В словах его прозвучала вдруг такая боль, что сердце Огюста дрогнуло, против воли его стало оттаивать.
– Ты говоришь вздор, Антуан! Как это ты не стал архитектором? Ну а кто ты? Твои труды…
– Труды! – взвизгнул Модюи. – Нашел что сказать… Полно… Ты вот скажи, что я построил? Большой театр переделал? Его уже опять переделали. Защитные сооружения проектировал? Ну и где они? Они не спасут города от наводнений, это давно всем ясно… А еще что? Ни-че-го!
Он отвернулся, мучительно переводя дыхание, чтобы не разразиться кашлем после этой бурной речи. Потом робко взглянул на Монферрана:
– Огюст, но ведь я был талантлив? Был? Скажи! Ты же помнишь!..
– Конечно, – искренно, от всего сердца воскликнул Монферран. – Я был уверен, что ты талантливее меня.
– И куда же я дел это?! – горестно простонал Антуан. – Зачем я продал душу дьяволу, стал завидовать тебе? Ведь я тебя оболгал тогда из одной зависти, Огюст! Из одной зависти, хотя и думал, что все сложнее в тысячу раз… Понимаешь? Нет, ты не поймешь! Где тебе знать, что такое ненависть посредственности к гению?
– Какая же ты посредственность? – сердито пожал плечами Огюст. – И то, что ты наврал там, вся эта болтовня насчет школы архитектуры или насчет ордена мне не могла повредить. Я легко доказал, что у меня есть образование и есть орден. Но для чего ты так пнул меня с проектом? Зачем?
– Затем, что он меня взбесил! – вскрикнул Антуан и наконец закашлялся и, кашляя, продолжал говорить: – Где тебе понять мои чувства, мое неприятие дерзости и упрямства! Ты не знал и не знаешь сомнений. В тридцать лет, не научившись толком делать расчеты купола, ты покусился на славу Микеланджело! Ты захотел создать памятник века! И создал! Черт бы тебя побрал!
– Еще не совсем, – спокойно возразил Огюст. – Он не закончен.
– Но будет закончен. – Глаза Антуана опять сверкнули, и он с детским изумленным восхищением посмотрел на золотой купол. – Когда приблизительно ты закончишь? Я так хочу дождаться его освящения!..
– Дождешься. Через семь лет он будет освящен.
– В пятьдесят восьмом году? Откуда ты знаешь так точно?
– Знаю, – усмехнулся Огюст. – На сей раз я рассчитал без ошибок, Модюи.
Старик поник и вздохнул:
– Неужели ты не можешь до сих пор простить?..
Монферран пожал плечами:
– Но ты не просишь прощения.

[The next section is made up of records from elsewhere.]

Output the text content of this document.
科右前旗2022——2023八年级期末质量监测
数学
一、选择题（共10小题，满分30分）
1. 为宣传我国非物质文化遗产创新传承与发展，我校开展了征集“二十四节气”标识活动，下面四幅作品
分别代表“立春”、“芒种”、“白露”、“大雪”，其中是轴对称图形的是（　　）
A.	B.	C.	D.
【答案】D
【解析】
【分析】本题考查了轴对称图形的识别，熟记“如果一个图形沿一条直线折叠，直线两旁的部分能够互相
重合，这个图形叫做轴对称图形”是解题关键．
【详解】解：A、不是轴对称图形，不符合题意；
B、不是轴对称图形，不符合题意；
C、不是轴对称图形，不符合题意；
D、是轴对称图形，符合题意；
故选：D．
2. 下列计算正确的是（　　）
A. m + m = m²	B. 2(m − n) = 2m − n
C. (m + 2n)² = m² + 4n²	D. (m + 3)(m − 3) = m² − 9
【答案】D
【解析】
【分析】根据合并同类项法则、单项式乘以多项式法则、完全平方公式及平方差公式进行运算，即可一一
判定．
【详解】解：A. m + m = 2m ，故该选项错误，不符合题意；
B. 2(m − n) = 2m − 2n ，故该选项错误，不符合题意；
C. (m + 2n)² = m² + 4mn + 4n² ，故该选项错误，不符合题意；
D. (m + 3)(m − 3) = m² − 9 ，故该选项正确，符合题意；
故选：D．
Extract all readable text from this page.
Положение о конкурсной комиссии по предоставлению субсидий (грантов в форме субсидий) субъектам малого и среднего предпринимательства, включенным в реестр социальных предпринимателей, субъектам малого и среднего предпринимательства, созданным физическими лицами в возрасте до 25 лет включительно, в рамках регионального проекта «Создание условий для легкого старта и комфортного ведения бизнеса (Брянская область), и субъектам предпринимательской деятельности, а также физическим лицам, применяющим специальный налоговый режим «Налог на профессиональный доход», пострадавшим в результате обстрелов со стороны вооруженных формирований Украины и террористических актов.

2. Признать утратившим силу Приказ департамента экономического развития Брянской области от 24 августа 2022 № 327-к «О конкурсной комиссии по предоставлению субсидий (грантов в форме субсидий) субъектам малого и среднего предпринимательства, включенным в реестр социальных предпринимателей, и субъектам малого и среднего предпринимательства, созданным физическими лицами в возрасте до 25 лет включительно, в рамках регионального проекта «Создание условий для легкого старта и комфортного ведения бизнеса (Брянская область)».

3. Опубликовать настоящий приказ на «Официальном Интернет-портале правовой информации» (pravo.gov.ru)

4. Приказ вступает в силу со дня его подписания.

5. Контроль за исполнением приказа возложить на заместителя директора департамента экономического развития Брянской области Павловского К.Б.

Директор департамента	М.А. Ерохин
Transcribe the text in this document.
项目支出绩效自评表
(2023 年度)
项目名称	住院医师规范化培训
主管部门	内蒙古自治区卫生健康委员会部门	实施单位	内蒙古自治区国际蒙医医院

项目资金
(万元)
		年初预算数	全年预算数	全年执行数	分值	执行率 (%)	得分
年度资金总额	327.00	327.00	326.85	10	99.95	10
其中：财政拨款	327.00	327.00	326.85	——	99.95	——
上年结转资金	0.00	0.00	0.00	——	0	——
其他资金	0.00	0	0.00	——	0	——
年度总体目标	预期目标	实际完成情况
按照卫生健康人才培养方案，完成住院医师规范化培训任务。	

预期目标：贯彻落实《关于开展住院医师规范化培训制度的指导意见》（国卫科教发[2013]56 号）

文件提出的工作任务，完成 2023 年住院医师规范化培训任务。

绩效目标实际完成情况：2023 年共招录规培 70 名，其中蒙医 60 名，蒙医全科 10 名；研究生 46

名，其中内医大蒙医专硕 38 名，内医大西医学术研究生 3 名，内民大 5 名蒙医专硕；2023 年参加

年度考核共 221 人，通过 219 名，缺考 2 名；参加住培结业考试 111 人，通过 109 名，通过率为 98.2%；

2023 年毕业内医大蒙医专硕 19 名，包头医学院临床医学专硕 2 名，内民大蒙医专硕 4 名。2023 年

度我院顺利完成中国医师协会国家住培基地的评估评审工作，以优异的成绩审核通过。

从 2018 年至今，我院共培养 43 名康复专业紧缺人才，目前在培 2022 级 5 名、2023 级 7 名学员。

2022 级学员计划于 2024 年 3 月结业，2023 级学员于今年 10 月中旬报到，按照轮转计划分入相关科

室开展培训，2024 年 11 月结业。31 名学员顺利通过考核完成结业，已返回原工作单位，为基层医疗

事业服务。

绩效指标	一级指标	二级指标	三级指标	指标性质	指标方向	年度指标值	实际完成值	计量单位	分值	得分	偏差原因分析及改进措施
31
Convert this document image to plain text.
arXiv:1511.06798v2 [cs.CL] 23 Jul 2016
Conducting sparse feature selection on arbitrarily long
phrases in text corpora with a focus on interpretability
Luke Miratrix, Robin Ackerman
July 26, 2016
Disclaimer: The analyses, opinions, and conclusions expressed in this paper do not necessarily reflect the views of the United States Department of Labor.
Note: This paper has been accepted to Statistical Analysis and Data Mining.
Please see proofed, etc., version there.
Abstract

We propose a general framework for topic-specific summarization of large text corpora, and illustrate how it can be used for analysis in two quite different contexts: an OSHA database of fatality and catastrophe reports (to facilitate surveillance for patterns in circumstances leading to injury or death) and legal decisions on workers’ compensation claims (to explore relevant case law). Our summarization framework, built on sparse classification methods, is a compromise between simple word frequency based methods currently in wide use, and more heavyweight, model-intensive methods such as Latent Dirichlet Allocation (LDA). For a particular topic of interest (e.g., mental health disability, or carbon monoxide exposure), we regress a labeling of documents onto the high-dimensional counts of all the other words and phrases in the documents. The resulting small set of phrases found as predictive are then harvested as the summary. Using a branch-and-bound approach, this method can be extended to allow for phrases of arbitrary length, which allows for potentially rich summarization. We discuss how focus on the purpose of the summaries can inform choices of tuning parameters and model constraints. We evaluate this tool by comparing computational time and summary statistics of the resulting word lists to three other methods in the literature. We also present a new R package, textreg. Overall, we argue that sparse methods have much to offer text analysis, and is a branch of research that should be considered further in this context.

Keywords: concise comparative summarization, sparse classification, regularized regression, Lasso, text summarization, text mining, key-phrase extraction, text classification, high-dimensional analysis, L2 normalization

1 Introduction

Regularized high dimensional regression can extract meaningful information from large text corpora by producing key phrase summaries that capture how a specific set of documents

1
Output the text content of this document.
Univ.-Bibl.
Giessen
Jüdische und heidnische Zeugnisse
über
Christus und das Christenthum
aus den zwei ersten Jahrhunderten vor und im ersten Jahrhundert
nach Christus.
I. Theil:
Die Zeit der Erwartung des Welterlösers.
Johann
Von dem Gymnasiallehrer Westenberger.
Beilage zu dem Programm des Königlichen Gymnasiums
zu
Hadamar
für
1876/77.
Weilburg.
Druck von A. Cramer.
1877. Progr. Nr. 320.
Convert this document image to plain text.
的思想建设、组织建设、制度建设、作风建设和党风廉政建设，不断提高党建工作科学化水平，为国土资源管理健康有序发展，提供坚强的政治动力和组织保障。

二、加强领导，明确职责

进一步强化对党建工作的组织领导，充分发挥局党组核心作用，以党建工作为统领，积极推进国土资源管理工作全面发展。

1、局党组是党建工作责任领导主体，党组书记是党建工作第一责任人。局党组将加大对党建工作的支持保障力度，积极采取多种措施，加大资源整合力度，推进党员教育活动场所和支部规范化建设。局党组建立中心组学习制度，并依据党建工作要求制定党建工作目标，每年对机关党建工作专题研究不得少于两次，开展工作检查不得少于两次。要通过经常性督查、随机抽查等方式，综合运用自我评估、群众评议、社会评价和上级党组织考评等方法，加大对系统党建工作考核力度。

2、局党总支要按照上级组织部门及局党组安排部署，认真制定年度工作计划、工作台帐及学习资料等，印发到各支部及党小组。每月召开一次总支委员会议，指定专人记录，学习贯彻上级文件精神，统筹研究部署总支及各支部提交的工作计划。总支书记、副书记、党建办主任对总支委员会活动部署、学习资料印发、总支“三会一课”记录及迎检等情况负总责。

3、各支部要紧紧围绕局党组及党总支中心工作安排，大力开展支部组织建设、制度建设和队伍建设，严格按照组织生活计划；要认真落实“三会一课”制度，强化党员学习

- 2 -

И я не могу понять, Антуан… В юности, в ранней молодости, в самые лучшие годы, ты был моим другом. В самое трудное время, когда я задыхался без поддержки и понимания, ты стал моим врагом. Теперь мы стары, жизнь почти позади. Кто ты теперь, Антуан-Франсуа Модюи?
– Теперь? – тихо переспросил старик и, беспомощно щурясь, улыбнулся золотому куполу. – Теперь я побежденный.
Огюст тряхнул головой, переложил трость из правой руки в левую и правую руку протянул Модюи:
– Прости меня, Антуан! У меня омерзительный характер, я так и не научился великодушию, а ведь оно может понадобиться и мне самому… Забудем то, что было тридцать лет назад, вспомним нашу юность. Прости меня!
– Огюст!
Модюи прямо-таки вцепился в его руку, явно боясь, что он, опомнившись, отдернет ее. Несколько мгновений они стояли, глядя друг на друга, будто сорок лет друг друга не видели, потом вдруг одновременно рассмеялись счастливым смехом облегчения и стремительно обнялись.
– А теперь, – пять минут спустя предложил Монферран, – идем ко мне. Вон мой дом, видишь? Как раз успеем к обеду.